One amusing point in the report was the response of the interior minister to the query about his meeting Ahmed Ludhianvi, head of three banned organisations (Sipah-i-Sahaba Pakistan, Millat-i-Islamia and Ahle Sunnat Wal Jamaat). His reply was that he met the cleric as a member of the Difa-i-Pakistan Council and not as a leader of a proscribed group. He conveniently passed on the blame for allowing the group to have a rally in the capital, despite the enforcement of Section 144 in the city, to the local administration.
While the interior minister has been conspicuous by his absence at the time of some major terrorist attacks he has not left any opportunity to defend radical clerics like Maulana Abdul Aziz of Lal Masjid.
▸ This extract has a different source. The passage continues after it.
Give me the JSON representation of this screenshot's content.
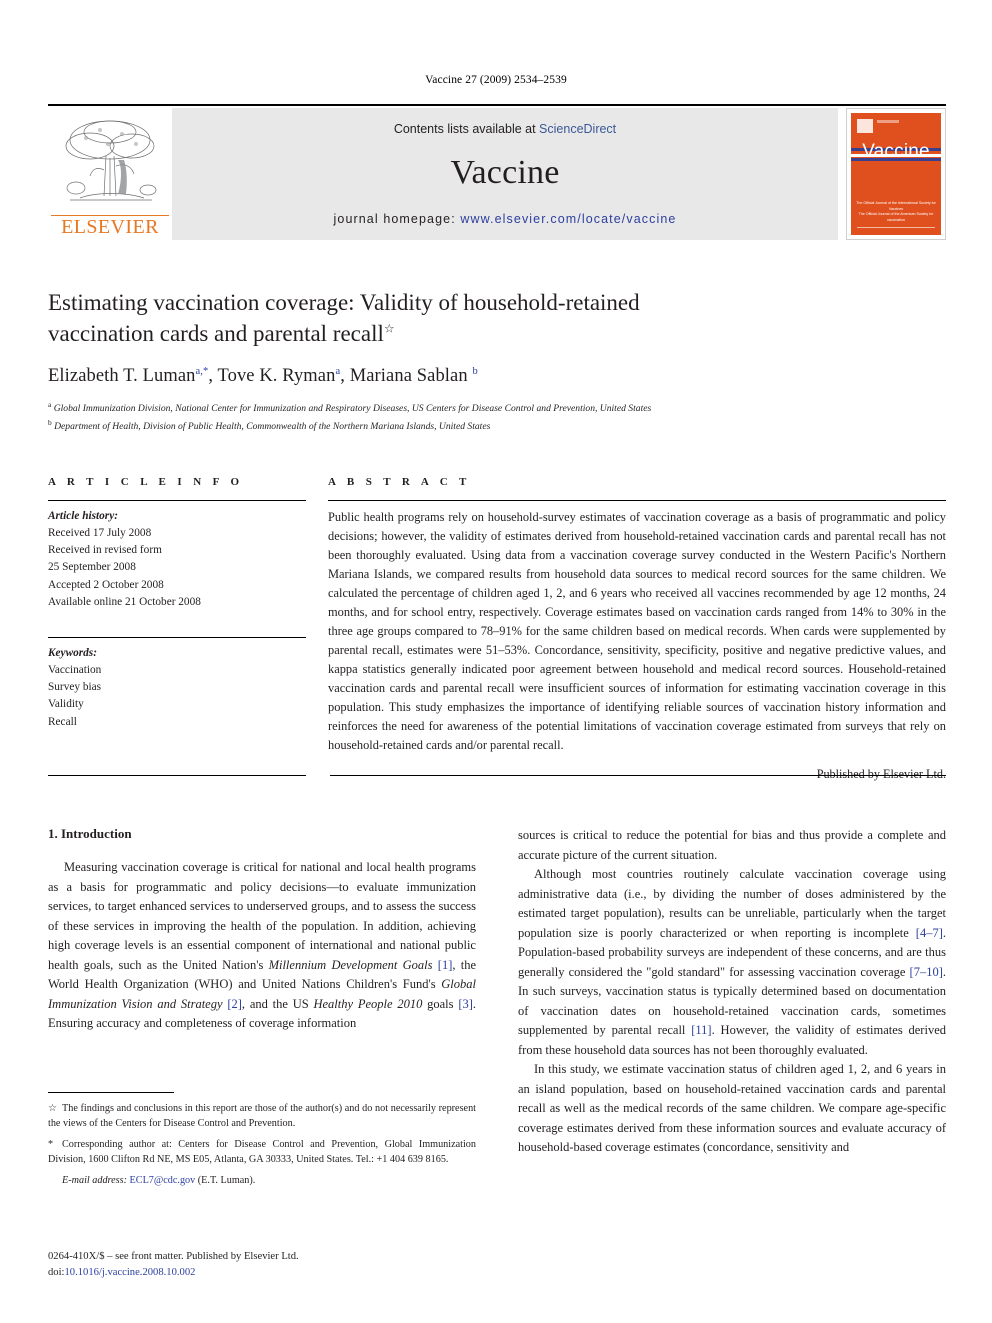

Even his sympathy for the late Tehreek-i-Taliban Pakistan leader Hakeemullah Mehsud, who was responsible for the slaughter of thousands, was very much in evidence after he was killed.
The commission has also indicated that the interior ministry withheld important information concerning proscribed organisations — a serious indictment of a person in charge of the country’s internal security.
While the federal interior minister epitomises many things that have gone wrong with our counterterrorism and counter-extremism efforts, one must not gloss over the responsibility of other security agencies either. It is the collective failure of state institutions that has allowed impunity to the militants.
It is not surprising that after a brief lull, the terrorists are back in business, launching high-profile attacks and exacting a huge toll on innocent lives. The spectacular attacks on the police academy in Quetta and carnage at a Khuzdar shrine are the most recent examples.
However, the most serious concern is the rise in sectarian-based violence and religious extremism in the country. There is hardly any serious effort to deal with the sources of extremism. The government wakes up after each attack only to go back to sleep again. A committee under the adviser on national security was formed after the Aug 8 attack to monitor the implementation of NAP, but nothing has been heard of it since then.
It is also the failure of the apex committees formed in each province and comprising the civil and military leaderships in the aftermath of the 2014 Peshawar school tragedy. While the federal government has rightly been held responsible, the provincial governments too have failed to rein in the activities of the banned extremist groups. Some reports suggested that the Sindh government too had been talking to AWSJ leaders and the group has continued with its activities in the province. There is certainly no excuse for this laxity after the 18th Amendment that has made law and order a provincial subject.
Interestingly, the PTI has also been demanding action against those censured by Justice Isa, but it is its own government in KP that has been doling out millions of rupees to radical madressahs in the province; for example, the Rs300 million grant to Maulana Samiul Haq’s madressah, which has been known for promoting violence in the name of jihad. The PTI’s ambivalence towards his organisation is quite evident.
Similarly, the Punjab government has also been accused of taking a more lenient approach to sectarian groups. Its objections to allowing security agencies a free hand in south Punjab to act against sectarian groups have evoked intense criticism. Meanwhile, the security agencies too have their favourites among the banned militant groups that make a mockery of the claim that there is no distinction any longer between ‘good’ and ‘bad’ militants. So it’s not enough to demand one man’s head; there is an urgent need for taking collective responsibility to deal with the existential threat. The Justice Isa report must be taken seriously to rectify our mistakes and not just be used for political point-scoring.
The writer is an author and journalist.